With 62 newly discovered moons, Saturn surpasses Jupiter to become the planet with the most moons in the Solar System.
Hubble Space Telescope image of Saturn in June 2018. Image: NASA/ESA/A. Simon (GSFC)/OPAL Team/J. DePasquale (STScI)
Before the new discovery, Saturn had 83 moons recognized by the International Astronomical Union (IAU). Now, that number has increased to 145, Space reported on May 12. This also marks an important milestone for Saturn, making the planet the first known celestial body in the universe to have more than 100 moons orbiting it.
Edward Ashton, a postdoctoral fellow at the Institute of Astronomy and Astrophysics of the Academia Sinica, and his colleagues discovered the new moons, despite their small and faint appearance, using a technique called “shift and stacking.” This technique uses a set of images that move at the same speed as the moon moves across the sky, which enhances the signal from the moon. This allows moons that are too faint to be seen in the individual images to be revealed in the “stacked image.”

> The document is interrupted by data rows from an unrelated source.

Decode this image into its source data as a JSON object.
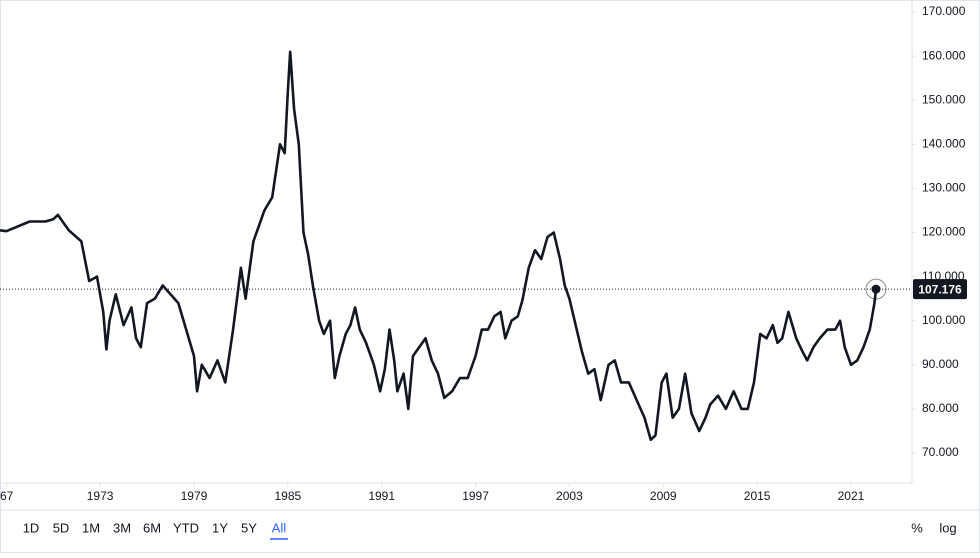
{
  "chart_data": {
    "type": "line",
    "log_scale": false,
    "grid": false,
    "xlim": [
      1966.6,
      2024.9
    ],
    "ylim": [
      63.2,
      171.6
    ],
    "xticks": [
      {
        "value": 1967,
        "label": "67"
      },
      1973,
      1979,
      1985,
      1991,
      1997,
      2003,
      2009,
      2015,
      2021
    ],
    "yticks": [
      {
        "value": 70,
        "label": "70.000"
      },
      {
        "value": 80,
        "label": "80.000"
      },
      {
        "value": 90,
        "label": "90.000"
      },
      {
        "value": 100,
        "label": "100.000"
      },
      {
        "value": 110,
        "label": "110.000"
      },
      {
        "value": 120,
        "label": "120.000"
      },
      {
        "value": 130,
        "label": "130.000"
      },
      {
        "value": 140,
        "label": "140.000"
      },
      {
        "value": 150,
        "label": "150.000"
      },
      {
        "value": 160,
        "label": "160.000"
      },
      {
        "value": 170,
        "label": "170.000"
      }
    ],
    "x": [
      1966.6,
      1967,
      1968.5,
      1969.5,
      1970,
      1970.3,
      1971,
      1971.8,
      1972.3,
      1972.8,
      1973.2,
      1973.4,
      1973.6,
      1974,
      1974.5,
      1975,
      1975.3,
      1975.6,
      1976,
      1976.5,
      1977,
      1977.5,
      1978,
      1978.5,
      1979,
      1979.2,
      1979.5,
      1980,
      1980.5,
      1981,
      1981.5,
      1982,
      1982.3,
      1982.8,
      1983,
      1983.5,
      1984,
      1984.5,
      1984.8,
      1985,
      1985.15,
      1985.4,
      1985.7,
      1986,
      1986.3,
      1986.6,
      1987,
      1987.3,
      1987.7,
      1988,
      1988.3,
      1988.7,
      1989,
      1989.3,
      1989.6,
      1990,
      1990.5,
      1990.9,
      1991.2,
      1991.5,
      1991.8,
      1992,
      1992.4,
      1992.7,
      1993,
      1993.4,
      1993.8,
      1994.2,
      1994.6,
      1995,
      1995.5,
      1996,
      1996.5,
      1997,
      1997.4,
      1997.8,
      1998.2,
      1998.6,
      1998.9,
      1999.3,
      1999.7,
      2000,
      2000.4,
      2000.8,
      2001.2,
      2001.6,
      2002,
      2002.4,
      2002.7,
      2003,
      2003.4,
      2003.8,
      2004.2,
      2004.6,
      2005,
      2005.5,
      2005.9,
      2006.3,
      2006.8,
      2007.3,
      2007.8,
      2008.2,
      2008.5,
      2008.9,
      2009.2,
      2009.6,
      2010,
      2010.4,
      2010.8,
      2011.3,
      2011.7,
      2012,
      2012.5,
      2013,
      2013.5,
      2014,
      2014.4,
      2014.8,
      2015.2,
      2015.6,
      2016,
      2016.3,
      2016.6,
      2017,
      2017.5,
      2017.9,
      2018.2,
      2018.6,
      2019,
      2019.5,
      2020,
      2020.3,
      2020.6,
      2021,
      2021.4,
      2021.8,
      2022.2,
      2022.5,
      2022.6
    ],
    "series": [
      {
        "color": "#131722",
        "values": [
          120.5,
          120.3,
          122.5,
          122.5,
          123,
          124,
          120.5,
          118,
          109,
          110,
          102,
          93.5,
          100,
          106,
          99,
          103,
          96,
          94,
          104,
          105,
          108,
          106,
          104,
          98,
          92,
          84,
          90,
          87,
          91,
          86,
          98,
          112,
          105,
          118,
          120,
          125,
          128,
          140,
          138,
          152,
          161,
          148,
          140,
          120,
          115,
          108,
          100,
          97,
          100,
          87,
          92,
          97,
          99,
          103,
          98,
          95,
          90,
          84,
          89,
          98,
          91,
          84,
          88,
          80,
          92,
          94,
          96,
          91,
          88,
          82.5,
          84,
          87,
          87,
          92,
          98,
          98,
          101,
          102,
          96,
          100,
          101,
          104.7,
          112,
          116,
          114,
          119,
          120,
          114,
          108,
          105,
          99,
          93,
          88,
          89,
          82,
          90,
          91,
          86,
          86,
          82,
          78,
          73,
          74,
          86,
          88,
          78,
          80,
          88,
          79,
          75,
          78,
          81,
          83,
          80,
          84,
          80,
          80,
          86,
          97,
          96,
          99,
          95,
          96,
          102,
          96,
          93,
          91,
          94,
          96,
          98,
          98,
          100,
          94,
          90,
          91,
          94,
          98,
          104,
          107.176
        ]
      }
    ]
  },
  "toolbar": {
    "ranges": [
      "1D",
      "5D",
      "1M",
      "3M",
      "6M",
      "YTD",
      "1Y",
      "5Y",
      "All"
    ],
    "active_range": 8,
    "options": [
      "%",
      "log"
    ]
  }
}
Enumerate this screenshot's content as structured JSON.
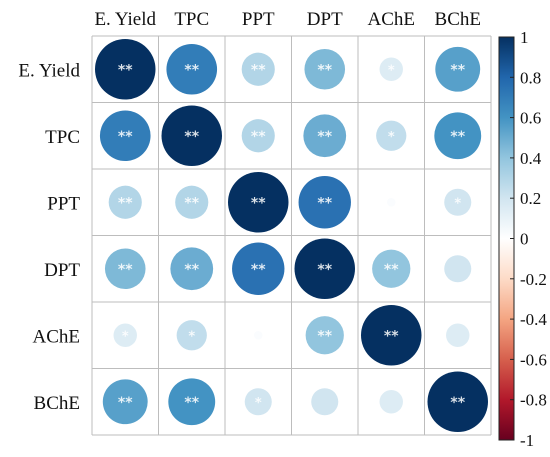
{
  "chart_data": {
    "type": "heatmap",
    "style": "correlation-circles",
    "variables": [
      "E. Yield",
      "TPC",
      "PPT",
      "DPT",
      "AChE",
      "BChE"
    ],
    "matrix": [
      [
        1.0,
        0.7,
        0.3,
        0.45,
        0.15,
        0.55
      ],
      [
        0.7,
        1.0,
        0.3,
        0.5,
        0.25,
        0.6
      ],
      [
        0.3,
        0.3,
        1.0,
        0.75,
        0.02,
        0.2
      ],
      [
        0.45,
        0.5,
        0.75,
        1.0,
        0.4,
        0.2
      ],
      [
        0.15,
        0.25,
        0.02,
        0.4,
        1.0,
        0.15
      ],
      [
        0.55,
        0.6,
        0.2,
        0.2,
        0.15,
        1.0
      ]
    ],
    "significance": [
      [
        "**",
        "**",
        "**",
        "**",
        "*",
        "**"
      ],
      [
        "**",
        "**",
        "**",
        "**",
        "*",
        "**"
      ],
      [
        "**",
        "**",
        "**",
        "**",
        "",
        "*"
      ],
      [
        "**",
        "**",
        "**",
        "**",
        "**",
        ""
      ],
      [
        "*",
        "*",
        "",
        "**",
        "**",
        ""
      ],
      [
        "**",
        "**",
        "*",
        "",
        "",
        "**"
      ]
    ],
    "colorbar": {
      "range": [
        -1,
        1
      ],
      "ticks": [
        "1",
        "0.8",
        "0.6",
        "0.4",
        "0.2",
        "0",
        "-0.2",
        "-0.4",
        "-0.6",
        "-0.8",
        "-1"
      ],
      "colors": [
        "#67001F",
        "#B2182B",
        "#D6604D",
        "#F4A582",
        "#FDDBC7",
        "#FFFFFF",
        "#D1E5F0",
        "#92C5DE",
        "#4393C3",
        "#2166AC",
        "#053061"
      ]
    },
    "grid": true
  }
}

Astronomers have used this method to search for moons around the ice giants Neptune and Uranus, but this is the first time it has been applied to the solar system's second-largest planet, Saturn.
In the new study, the team used data collected by the Canada-France-Hawaii Telescope (CFHT) on Maunakea, Hawaii, from 2019 to 2021. The data helped them detect moons around Saturn as small as 2.5 kilometers in diameter.
While astronomers spotted a few moons in early 2019, they needed more information to confirm that they were moons and not asteroids approaching Saturn, so they monitored them for several years to make sure they were actually orbiting the gas giant.
The newly discovered moons are classified as “anomalous moons.” This term refers to objects that are gravitationally influenced by a planet and orbit that planet in large, flat or elliptical orbits that are tilted more than the orbits of regular moons. Saturn currently has 121 anomalous moons and 24 regular moons.
In February, Jupiter overtook Saturn as the “moon king” when 12 new moons were confirmed, bringing its total to 92. Saturn now has 145 moons, but the title could change hands again as astronomers’ moon-detecting technology improves.